Kahvaltımız yaptıktan sonra Zafer abi bizi bırakmamıştı. Lokantanın hemen yan tarafında çok güzel yapay bir gölet vardı.

Zafer abi elemanlarına oraya bir masa kurmalarını söylemişti. Bu arada gölette onun sayılırdı. Çünkü lokanta baya büyük ve lükstü. Oldukça da işlekti. Zafer ve Burak kahve eşliğinde kendi aralarında geçmişi yad edip sohbet ederken bende telefonu elime alıp Murat'ı aradım. Şuan ne yapıyor çok merak ediyordum. Eminim o da beni merak ediyordu.

Zafer abiye çaktırmadan Burak'a göz kırparak telefonu ona gösterdim. Murat'ın ismini görünce kafasını hafiften salladı. Aynı saniyelerde telefon açılınca ayağa kalktım ve göletin biraz uzağına doğru yürüdüm. Sanki gizli birşey konuşacakmışım gibi!

"Alo! Murat naber kardeşim? Sözde seni arayacaktım ama aramayı unuttum. Dün ne yaptınız?"

İyilik kardeşim. Herşey yolunda. Aras bey geldi az önce. Seni sordu!"

"Beni mi sordu?"

"Evet. Sonra da bana bir kart verdi. Yusuf'a verirsin diye"

Kaşlarım benden izinsiz çatıldı. Alnıma dökülen saçlarımı arkaya attım ve hafiften Kırışan alnımla devam ettim. "Kart mı? Ne kartı Murat?"

"Bilmem. Bir tane bayanın kartı. Klinik gibi birşey yazıyor üzerinde"

Derin bir nefes içime alarak gözlerimi kapattım. Şuan ne düşüneceğimi ne tepki vereceğimi inanın bilmiyordum. Ama Aras'ı arayıp öğrenmem gerekecekti. Aslında az çok tahmin ediyordum ama yinede aramam gerekiyordu.

Arkamı döndüğüm an Burak bir bana bakıyor bir kendisiyle sohbet eden adama göz değdiriyordu. Bir ara olumsuz birşey mi var der gibi göz kırpınca gülümseyerek başımı iki yana salladım.
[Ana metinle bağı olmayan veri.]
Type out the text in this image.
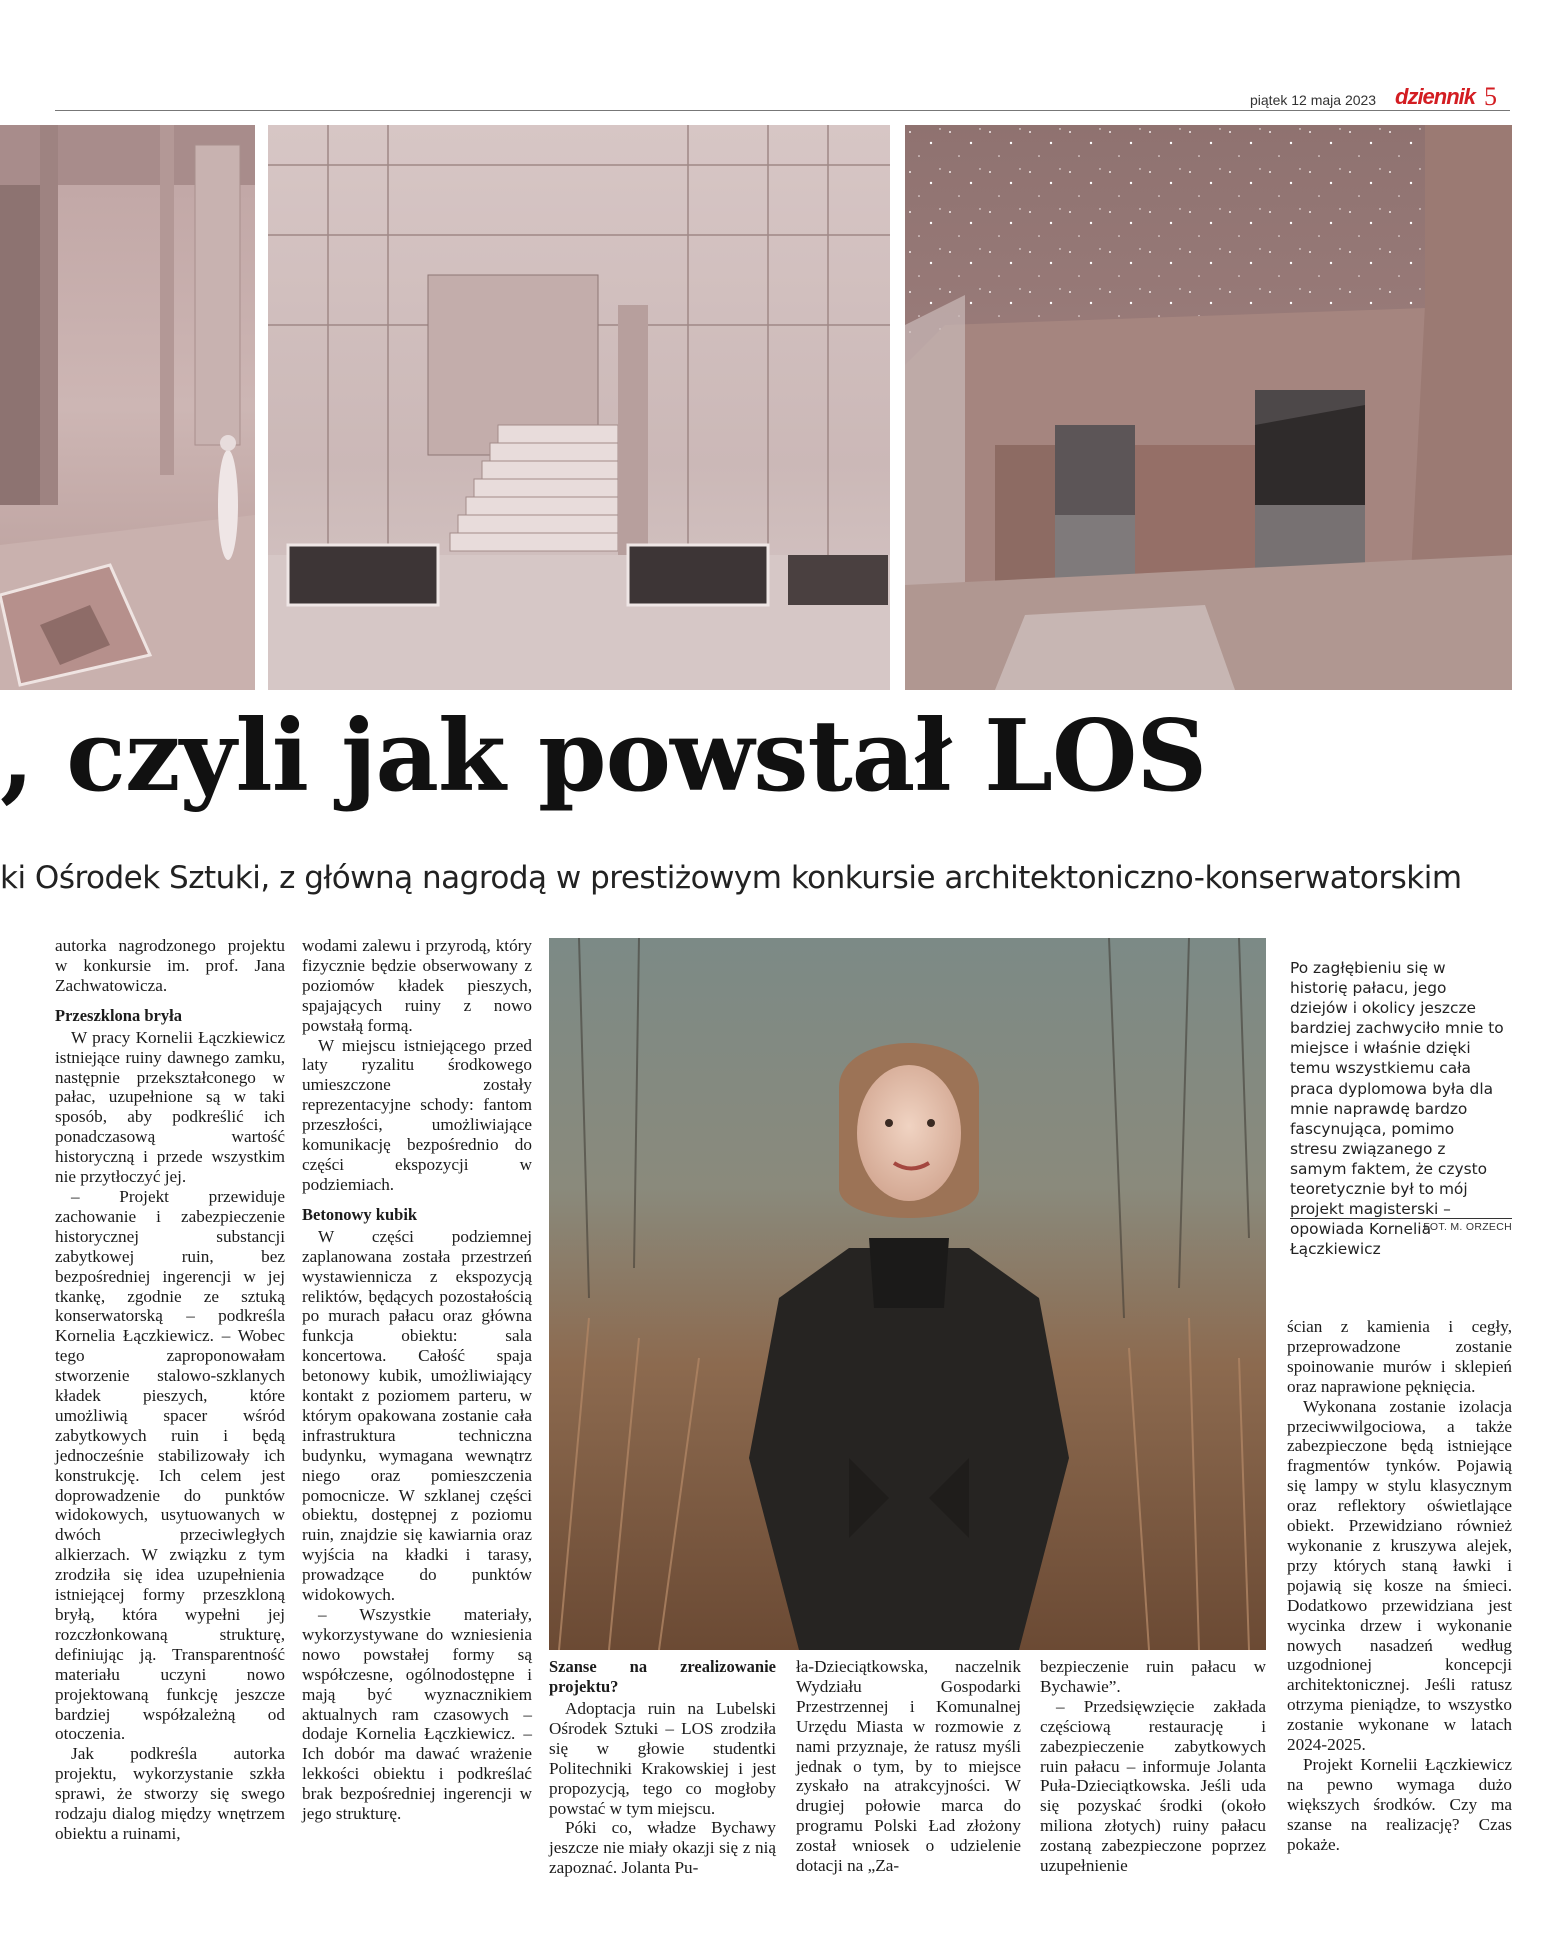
piątek 12 maja 2023 dziennik 5
, czyli jak powstał LOS
ki Ośrodek Sztuki, z główną nagrodą w prestiżowym konkursie architektoniczno-konserwatorskim

autorka nagrodzonego projektu w konkursie im. prof. Jana Zachwatowicza.

Przeszklona bryła

W pracy Kornelii Łączkiewicz istniejące ruiny dawnego zamku, następnie przekształconego w pałac, uzupełnione są w taki sposób, aby podkreślić ich ponadczasową wartość historyczną i przede wszystkim nie przytłoczyć jej.

– Projekt przewiduje zachowanie i zabezpieczenie historycznej substancji zabytkowej ruin, bez bezpośredniej ingerencji w jej tkankę, zgodnie ze sztuką konserwatorską – podkreśla Kornelia Łączkiewicz. – Wobec tego zaproponowałam stworzenie stalowo-szklanych kładek pieszych, które umożliwią spacer wśród zabytkowych ruin i będą jednocześnie stabilizowały ich konstrukcję. Ich celem jest doprowadzenie do punktów widokowych, usytuowanych w dwóch przeciwległych alkierzach. W związku z tym zrodziła się idea uzupełnienia istniejącej formy przeszkloną bryłą, która wypełni jej rozczłonkowaną strukturę, definiując ją. Transparentność materiału uczyni nowo projektowaną funkcję jeszcze bardziej współzależną od otoczenia.

Jak podkreśla autorka projektu, wykorzystanie szkła sprawi, że stworzy się swego rodzaju dialog między wnętrzem obiektu a ruinami,

wodami zalewu i przyrodą, który fizycznie będzie obserwowany z poziomów kładek pieszych, spajających ruiny z nowo powstałą formą.

W miejscu istniejącego przed laty ryzalitu środkowego umieszczone zostały reprezentacyjne schody: fantom przeszłości, umożliwiające komunikację bezpośrednio do części ekspozycji w podziemiach.

Betonowy kubik

W części podziemnej zaplanowana została przestrzeń wystawiennicza z ekspozycją reliktów, będących pozostałością po murach pałacu oraz główna funkcja obiektu: sala koncertowa. Całość spaja betonowy kubik, umożliwiający kontakt z poziomem parteru, w którym opakowana zostanie cała infrastruktura techniczna budynku, wymagana wewnątrz niego oraz pomieszczenia pomocnicze. W szklanej części obiektu, dostępnej z poziomu ruin, znajdzie się kawiarnia oraz wyjścia na kładki i tarasy, prowadzące do punktów widokowych.

– Wszystkie materiały, wykorzystywane do wzniesienia nowo powstałej formy są współczesne, ogólnodostępne i mają być wyznacznikiem aktualnych ram czasowych – dodaje Kornelia Łączkiewicz. – Ich dobór ma dawać wrażenie lekkości obiektu i podkreślać brak bezpośredniej ingerencji w jego strukturę.

Szanse na zrealizowanie projektu?

Adoptacja ruin na Lubelski Ośrodek Sztuki – LOS zrodziła się w głowie studentki Politechniki Krakowskiej i jest propozycją, tego co mogłoby powstać w tym miejscu.

Póki co, władze Bychawy jeszcze nie miały okazji się z nią zapoznać. Jolanta Pu-

ła-Dzieciątkowska, naczelnik Wydziału Gospodarki Przestrzennej i Komunalnej Urzędu Miasta w rozmowie z nami przyznaje, że ratusz myśli jednak o tym, by to miejsce zyskało na atrakcyjności. W drugiej połowie marca do programu Polski Ład złożony został wniosek o udzielenie dotacji na „Za-

bezpieczenie ruin pałacu w Bychawie”.

– Przedsięwzięcie zakłada częściową restaurację i zabezpieczenie zabytkowych ruin pałacu – informuje Jolanta Puła-Dzieciątkowska. Jeśli uda się pozyskać środki (około miliona złotych) ruiny pałacu zostaną zabezpieczone poprzez uzupełnienie

Po zagłębieniu się w historię pałacu, jego dziejów i okolicy jeszcze bardziej zachwyciło mnie to miejsce i właśnie dzięki temu wszystkiemu cała praca dyplomowa była dla mnie naprawdę bardzo fascynująca, pomimo stresu związanego z samym faktem, że czysto teoretycznie był to mój projekt magisterski – opowiada Kornelia Łączkiewicz
FOT. M. ORZECH

ścian z kamienia i cegły, przeprowadzone zostanie spoinowanie murów i sklepień oraz naprawione pęknięcia.

Wykonana zostanie izolacja przeciwwilgociowa, a także zabezpieczone będą istniejące fragmentów tynków. Pojawią się lampy w stylu klasycznym oraz reflektory oświetlające obiekt. Przewidziano również wykonanie z kruszywa alejek, przy których staną ławki i pojawią się kosze na śmieci. Dodatkowo przewidziana jest wycinka drzew i wykonanie nowych nasadzeń według uzgodnionej koncepcji architektonicznej. Jeśli ratusz otrzyma pieniądze, to wszystko zostanie wykonane w latach 2024-2025.

Projekt Kornelii Łączkiewicz na pewno wymaga dużo większych środków. Czy ma szanse na realizację? Czas pokaże.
"Sen nerdesin Yusuf? Burak abi yanında mı?"

Bu soruya gözlerim keyifle kısıldı. Bakışlarımı önümde duran su dolu göletten almadan alt dudağımı hafif ısırdım. Dün akşamki maceramız aklıma gelince alt tarafım tekrardan sızı yapıyordu. "Evet birlikteyiz. Gelsene sende. Bak çok güzel bir hikaye var burada, mutlaka sahibinden dinlemen lazım"

"Nerdesiniz ki?"

"Konum atıyorum, seni bekliyor olacağız"

"Tamam!"

Olumlu yanıt aldığımda telefonu kapattım. Özellikle Bışar ve Zafer'in hikayesini dinledikçe daha çok dinleyesim geliyordu. Birgün bizzat Bışar amcadan dinlemek isterdim. Tabi bu onu üzebilirdi de. Sonuçta hayat arkadaşını kaybetmişti

Tekrardan arkamı döndüm ve adımlarım beni Burak'ların yanına götürdü. Sandalyeye oturmadan "Murat geliyor birazdan. Yani gelmesini ben söyledim. Bir sorun olmaz değil mi?"
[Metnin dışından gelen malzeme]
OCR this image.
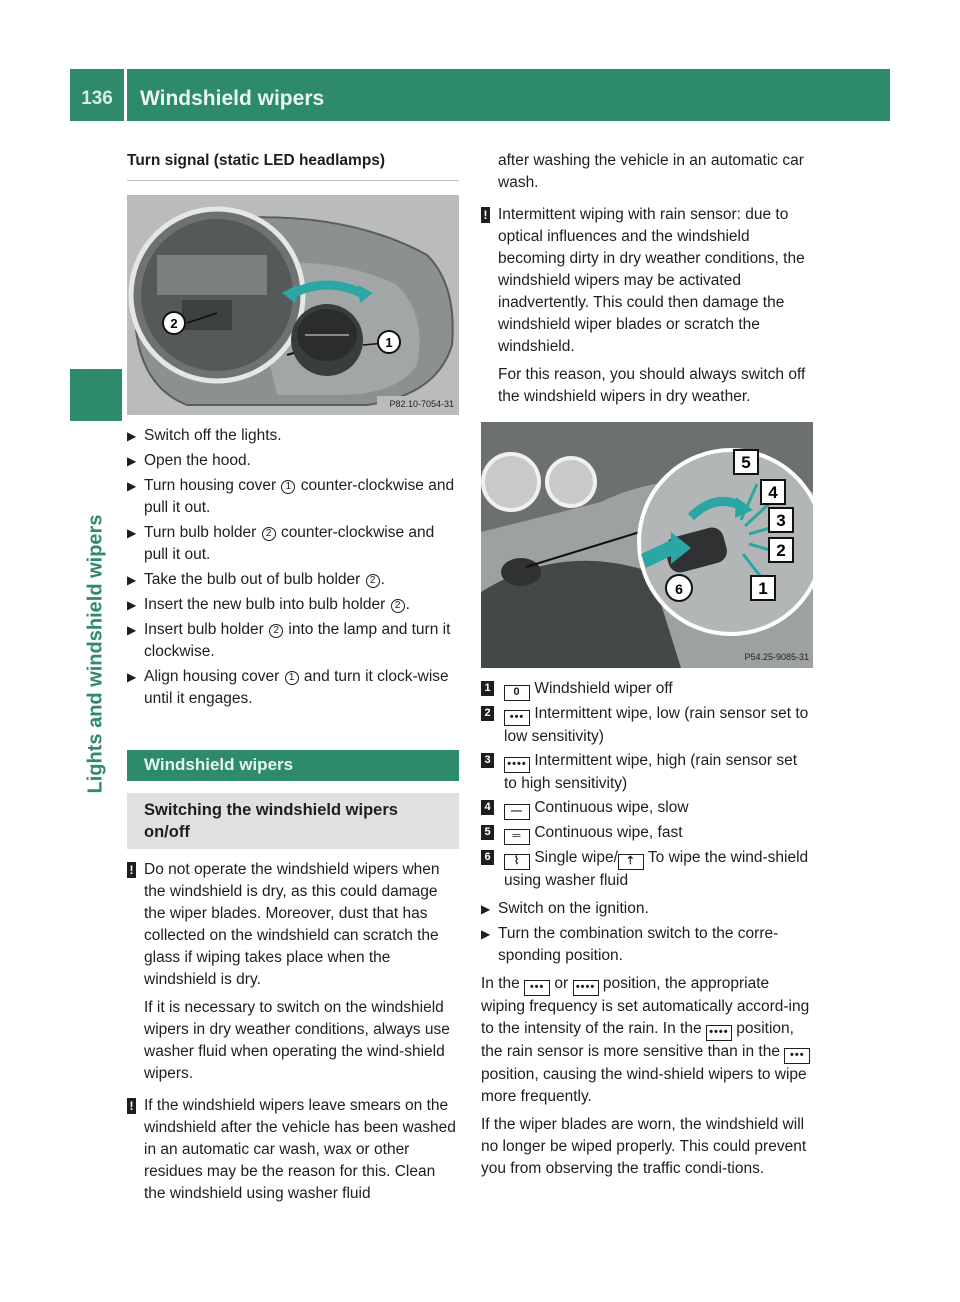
136	Windshield wipers
Lights and windshield wipers
Turn signal (static LED headlamps)
1
2
P82.10-7054-31
▶ Switch off the lights.
▶ Open the hood.
▶ Turn housing cover 1 counter-clockwise and pull it out.
▶ Turn bulb holder 2 counter-clockwise and pull it out.
▶ Take the bulb out of bulb holder 2 .
▶ Insert the new bulb into bulb holder 2 .
▶ Insert bulb holder 2 into the lamp and turn it clockwise.
▶ Align housing cover 1 and turn it clock-wise until it engages.
Windshield wipers
Switching the windshield wipers on/off
! Do not operate the windshield wipers when the windshield is dry, as this could damage the wiper blades. Moreover, dust that has collected on the windshield can scratch the glass if wiping takes place when the windshield is dry.

If it is necessary to switch on the windshield wipers in dry weather conditions, always use washer fluid when operating the wind-shield wipers.

! If the windshield wipers leave smears on the windshield after the vehicle has been washed in an automatic car wash, wax or other residues may be the reason for this. Clean the windshield using washer fluid

after washing the vehicle in an automatic car wash.

! Intermittent wiping with rain sensor: due to optical influences and the windshield becoming dirty in dry weather conditions, the windshield wipers may be activated inadvertently. This could then damage the windshield wiper blades or scratch the windshield.

For this reason, you should always switch off the windshield wipers in dry weather.

5
4
3
2
1
6
P54.25-9085-31
1	0 Windshield wiper off
2	••• Intermittent wipe, low (rain sensor set to low sensitivity)
3	•••• Intermittent wipe, high (rain sensor set to high sensitivity)
4	— Continuous wipe, slow
5	═ Continuous wipe, fast
6	⌇ Single wipe/ ⇡ To wipe the wind-shield using washer fluid
▶ Switch on the ignition.
▶ Turn the combination switch to the corre-sponding position.

In the ••• or •••• position, the appropriate wiping frequency is set automatically accord-ing to the intensity of the rain. In the •••• position, the rain sensor is more sensitive than in the ••• position, causing the wind-shield wipers to wipe more frequently.

If the wiper blades are worn, the windshield will no longer be wiped properly. This could prevent you from observing the traffic condi-tions.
Burak elimi tutup, baş parmağıyla okşadı. Zafer abinin gözleri gülümseyerek elimize kayınca elimi direkt kendime çektim. Henüz açık açık yaşayamıyordum.
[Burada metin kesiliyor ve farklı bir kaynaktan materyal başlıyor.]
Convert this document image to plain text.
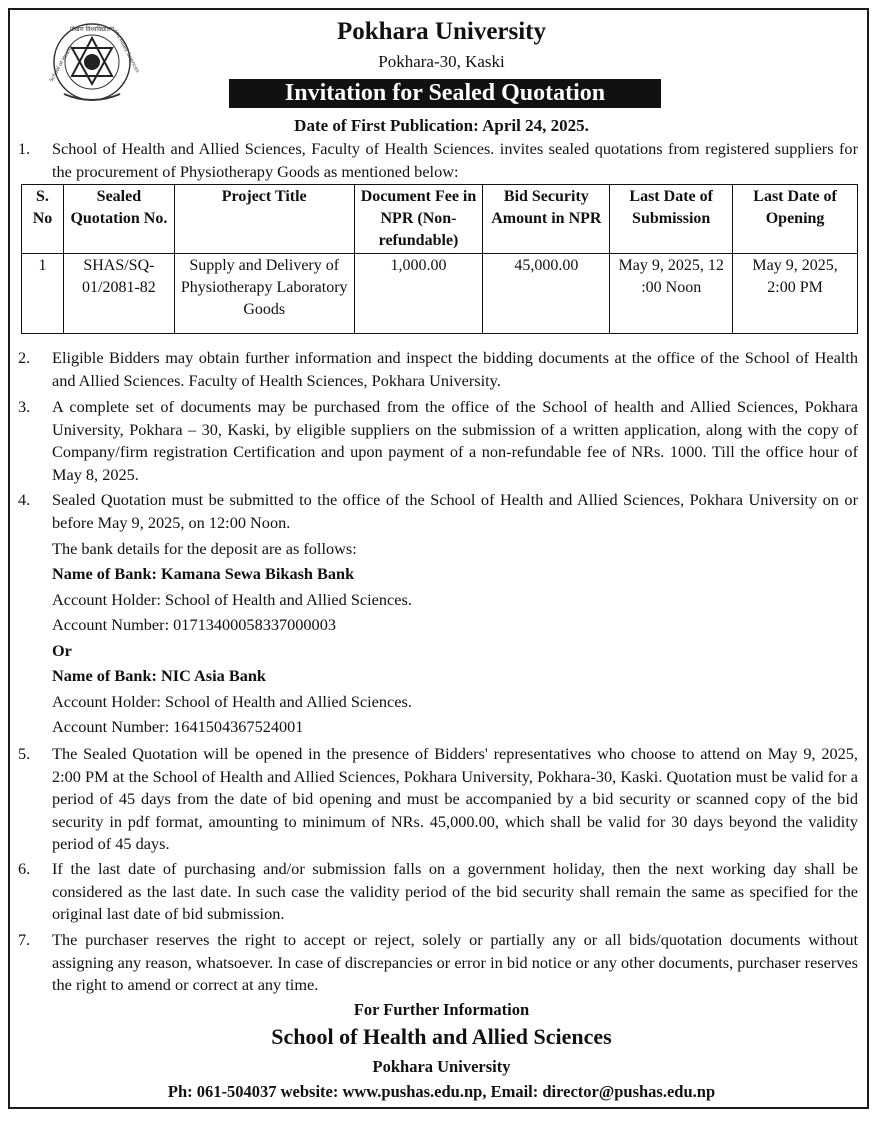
पोखरा विश्वविद्यालय
School of Health	and Allied Sciences	Pokhara University
Pokhara-30, Kaski
Invitation for Sealed Quotation
Date of First Publication: April 24, 2025.
1. School of Health and Allied Sciences, Faculty of Health Sciences. invites sealed quotations from registered suppliers for the procurement of Physiotherapy Goods as mentioned below:
S. No	Sealed Quotation No.	Project Title	Document Fee in NPR (Non-refundable)	Bid Security Amount in NPR	Last Date of Submission	Last Date of Opening
1	SHAS/SQ-01/2081-82	Supply and Delivery of Physiotherapy Laboratory Goods	1,000.00	45,000.00	May 9, 2025, 12 :00 Noon	May 9, 2025, 2:00 PM
2. Eligible Bidders may obtain further information and inspect the bidding documents at the office of the School of Health and Allied Sciences. Faculty of Health Sciences, Pokhara University.
3. A complete set of documents may be purchased from the office of the School of health and Allied Sciences, Pokhara University, Pokhara – 30, Kaski, by eligible suppliers on the submission of a written application, along with the copy of Company/firm registration Certification and upon payment of a non-refundable fee of NRs. 1000. Till the office hour of May 8, 2025.
4. Sealed Quotation must be submitted to the office of the School of Health and Allied Sciences, Pokhara University on or before May 9, 2025, on 12:00 Noon.
The bank details for the deposit are as follows:
Name of Bank: Kamana Sewa Bikash Bank
Account Holder: School of Health and Allied Sciences.
Account Number: 01713400058337000003
Or
Name of Bank: NIC Asia Bank
Account Holder: School of Health and Allied Sciences.
Account Number: 1641504367524001
5. The Sealed Quotation will be opened in the presence of Bidders' representatives who choose to attend on May 9, 2025, 2:00 PM at the School of Health and Allied Sciences, Pokhara University, Pokhara-30, Kaski. Quotation must be valid for a period of 45 days from the date of bid opening and must be accompanied by a bid security or scanned copy of the bid security in pdf format, amounting to minimum of NRs. 45,000.00, which shall be valid for 30 days beyond the validity period of 45 days.
6. If the last date of purchasing and/or submission falls on a government holiday, then the next working day shall be considered as the last date. In such case the validity period of the bid security shall remain the same as specified for the original last date of bid submission.
7. The purchaser reserves the right to accept or reject, solely or partially any or all bids/quotation documents without assigning any reason, whatsoever. In case of discrepancies or error in bid notice or any other documents, purchaser reserves the right to amend or correct at any time.
For Further Information
School of Health and Allied Sciences
Pokhara University
Ph: 061-504037 website: www.pushas.edu.np, Email: director@pushas.edu.np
Burak gülümseyerek beni kendine çekip saçlarımdan öptü. İç çekerek "Gelsin gelsin. Hem Murat Zafer ile de tanışmış olur"

Zafer abi dudak bükerek sözü aldı. "Açıkçası bende Murat'ı merak ediyorum. Burak hep Murat'ın kendisinin bir küçük numarası olduğunu söylerdi.
Bakalım gerçekten Burak kadar sert mi?"  İstemeden gaf yapınca kıkırdadım. Burak'ta neye güldüğümü anlayınca kindarca gözlerini kısarak kulağıma eğildi.

"Sen gül bakalım. Elbet önümüzdeki haftalarda görüşeceğiz seninle. Bakalım rahat rahat oturabilecek misin bu şekil!" deyip yüzünü Zafer abiye dönderdi. Onlar tekrar sohbete dalınca, bende lavaboya gideceğimi söyleyip, yanlarından ayrıldım.